An EC paper on suggested guidelines for States in the conservation and management of straddling fish stocks and highly migratory fish stocks and on international cooperation for such regimes circulated in the corridors yesterday. The first part of the paper addresses conservation and management. It recommends that States should commit to: responsible fishing in order not to jeopardize the integrity of the marine ecosystems, and rational and sustainable utilization of these resources. Conservation measures should be designed to maintain or restore populations of harvested species at levels that can produce the maximum sustainable yield.

Conservation measures should not discriminate against the fishers of any State. Conservation measures should be: concerned with the whole stock as a biological unit in its entire area of distribution; designed so as to take due regard to the rights of other States; consistent within the areas of national jurisdiction and those applicable beyond; and based on the best scientific advice available, taking into account the levels of acceptable uncertainty.
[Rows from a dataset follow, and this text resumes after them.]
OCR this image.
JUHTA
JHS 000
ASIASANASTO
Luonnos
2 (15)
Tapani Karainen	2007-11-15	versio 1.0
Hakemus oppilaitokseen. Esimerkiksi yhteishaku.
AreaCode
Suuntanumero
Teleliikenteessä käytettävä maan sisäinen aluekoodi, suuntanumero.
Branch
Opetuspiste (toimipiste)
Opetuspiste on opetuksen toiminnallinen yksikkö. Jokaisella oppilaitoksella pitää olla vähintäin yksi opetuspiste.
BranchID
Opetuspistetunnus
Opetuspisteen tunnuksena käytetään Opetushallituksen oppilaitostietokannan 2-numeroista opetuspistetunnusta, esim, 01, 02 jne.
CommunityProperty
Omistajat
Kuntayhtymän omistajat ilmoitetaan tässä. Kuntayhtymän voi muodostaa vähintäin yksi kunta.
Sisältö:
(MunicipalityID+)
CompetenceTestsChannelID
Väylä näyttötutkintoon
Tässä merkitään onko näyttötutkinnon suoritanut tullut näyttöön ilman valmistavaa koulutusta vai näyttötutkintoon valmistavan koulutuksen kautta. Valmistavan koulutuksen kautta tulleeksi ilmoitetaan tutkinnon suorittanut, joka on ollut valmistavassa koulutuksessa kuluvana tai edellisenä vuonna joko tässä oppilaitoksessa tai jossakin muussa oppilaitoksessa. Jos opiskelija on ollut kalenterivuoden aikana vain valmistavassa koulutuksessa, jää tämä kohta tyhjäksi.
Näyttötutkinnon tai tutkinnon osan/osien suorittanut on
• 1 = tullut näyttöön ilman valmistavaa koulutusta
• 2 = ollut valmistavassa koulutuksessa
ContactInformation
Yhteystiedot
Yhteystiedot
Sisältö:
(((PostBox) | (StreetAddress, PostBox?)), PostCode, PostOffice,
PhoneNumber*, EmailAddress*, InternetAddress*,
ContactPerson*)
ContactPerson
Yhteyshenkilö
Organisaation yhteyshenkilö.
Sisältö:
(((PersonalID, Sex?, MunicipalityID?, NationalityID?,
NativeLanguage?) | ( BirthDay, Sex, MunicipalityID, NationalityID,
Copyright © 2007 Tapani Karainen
The effects of natural and human-induced environmental changes should also be taken into account. Research should be impartial and transparent, with a multi-species approach, and data collection should be harmonized with a view to improving the collection and the timely dissemination of accurate and complete statistical data relating to catches including bycatches. Precautionary management does not automatically require moratoria or any other unnecessarily restrictive measure.

Part II outlines guidelines for international cooperation. All States should cooperate with each other in conservation and management of the stocks. International fisheries organizations shall be open, on a non-discriminatory basis, to all States interested in exploitation of the stocks. Only States that cooperate in the decision-making of regional or subregional fisheries organizations should have access to regulated fish stocks in specified areas. States that are not party to an existing organization should be invited to join, and States that do not join an organiztion are not discharged from the obligation to cooperate in the conservation and management of the stocks. States should try to achieve consistency between conservation and management measures applicable within the areas of national jurisdiction and those applicable beyond those areas. Adequate assistance, including scientific and technological cooperation, should be provided to developing countries to enable them to fulfill their obligations relating to the conservation and management of the fish stocks concerned.